What is Rob Bell talking about when he talks about God? A lot of people would like to know. Bell sparked a nationwide conversation with his last book, Love Wins, by challenging popular Christian assumptions about heaven and hell. He's ready to do it again with his new book, What We Talk About When We Talk About God. I was able to read an advanced copy of the book and ask Bell a few questions about it. Although he draws a lot of attention among evangelicals, and his roots are within that stream of the church, Bell's theology and cultural messages seem increasingly in sync with more liberal traditions of the church. That was affirmed this past weekend when, for the first time, Bell openly endorsed same-sex marriage. As he continues to move farther away from conservative theological and social positions, will evangelicals follow him?
Early in the book you write, "God appears to be more and more a reflection of whoever it is that happens to be talking about God at the moment." How have you seen this tendency to project your ideas onto God, and how do you guard against it?

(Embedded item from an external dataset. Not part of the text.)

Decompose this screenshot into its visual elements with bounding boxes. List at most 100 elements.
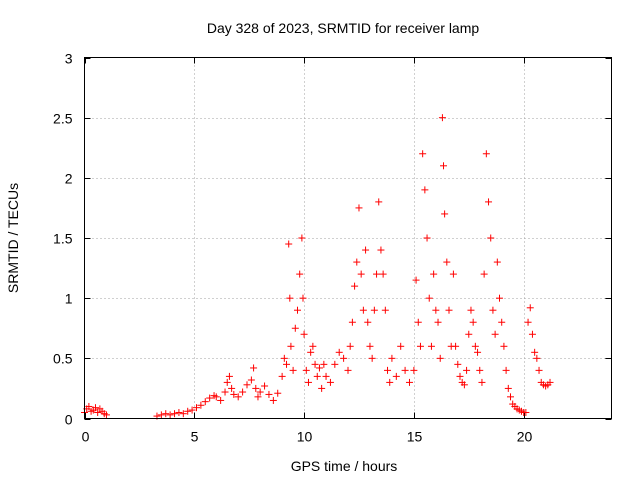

We guard against such things by always coming back to what Jesus came back to: How does your understanding of God shape you? Is it making you more compassionate and courageous and honest and less judgmental and more likely to love your neighbor? For Jesus this wasn't an interesting intellectual exercise in which we get our mental furniture properly organized, this is about the kind of people we are becoming right here and now. Some ideas shape us some ways, some ideas shape us another. That's one of the central themes of the book: I began to realize in the depths of doubt that some beliefs made me a better person and some didn't...because we all believe something. The question is: What is that belief doing to you?
You reference Helmut Thielicke's statement that those who speak to the hour's needs will always skirt heresy, but they'll also gain the truth. How can you tell when you're "skirting" heresy and when you've crossed into it? And does that even matter.
This is why I find Eucharist so powerful-you gather with others to center and ground and remind yourselves of the body and blood given for the healing of the world. The Christian faith is ultimately an incarnated reality in which the mystery of God is born in flesh and blood–love your neighbor, as Jesus would say. Jesus comes to give us actual lived life in a whole new mode of being. So yes, it matters. Certain paths are destructive and others make the world a better place.